In order to estimate the execution of the ANN-IGWO model, statistical equations were used from the literature [27]. The R and R² values were evaluated to measure the proximity of the model values to the experimental values. To corroborate the proximity of the modeled line, the MSE and RMSE factors were estimated, as represented in

Table 8. Statistical indices for the ANN model.

Parameter	ANN-MFO
R	0.9999
R2	0.9997
Adjusted R2	0.9990
MSE	0.1111
RMSE	0.3333

.

3.5. Optimization Process

The ANN-IGWO is a methodology that allows optimal process parameters to be obtained to maximize the removal of methylene blue, using aerogel CS–R–P, giving results for CS–R–P concentrations by vol [%] (52/30/18), thermal treatment [hours] (9.12), and the initial concentration of methylene blue [mg/L] (37), achieving a 94.6% removal.
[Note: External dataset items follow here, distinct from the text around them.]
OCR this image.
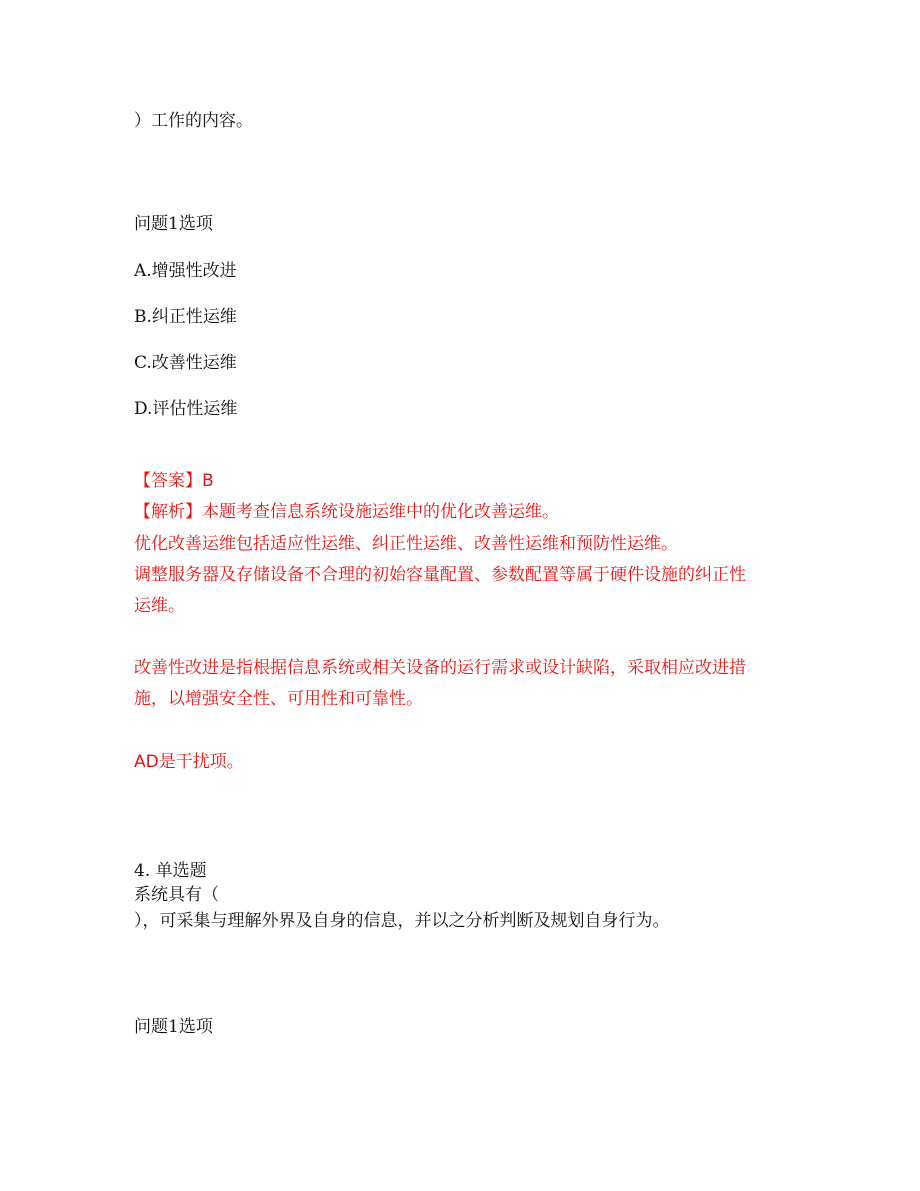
）工作的内容。

问题1选项

A.增强性改进

B.纠正性运维

C.改善性运维

D.评估性运维

【答案】B

【解析】本题考查信息系统设施运维中的优化改善运维。

优化改善运维包括适应性运维、纠正性运维、改善性运维和预防性运维。

调整服务器及存储设备不合理的初始容量配置、参数配置等属于硬件设施的纠正性

运维。

改善性改进是指根据信息系统或相关设备的运行需求或设计缺陷，采取相应改进措

施，以增强安全性、可用性和可靠性。

AD是干扰项。

4. 单选题

系统具有（

），可采集与理解外界及自身的信息，并以之分析判断及规划自身行为。

问题1选项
These results were validated in triplicate in the laboratory and, compared with the findings for the 17 experiments demonstrated in Table 5, the optimization process made remarkable progress.

4. Conclusions

The goal of the present study was to highlight the relevance of the modeling and optimization in the experimental design of aerogel processing. Adsorbent technology such as CS aerogels could be a sustainable, practical, and effective option for industry wastewater treatment to improve the processing capabilities of pre-existing pollutants. The results indicate that we obtained a physical crosslinking of precursors. Also, the thermal treatment influenced the final stability of the adsorbent and adsorption capacity. We also concluded that, after adsorption, the hierarchical structure was maintained, as there was chemisorption. The kinetics occurred with the PSO, initial concentration, and adsorbent dosage being crucial for mass transfer. This study demonstrated that ANN, coupled with another artificial intelligence technique such as IGWO, can model complex systems, such as removing dyes using aerogels. Innovation and improvement of the adsorbents are required to make the separation methods convenient in real industry cases as a semicontinuous way to use CS aerogels.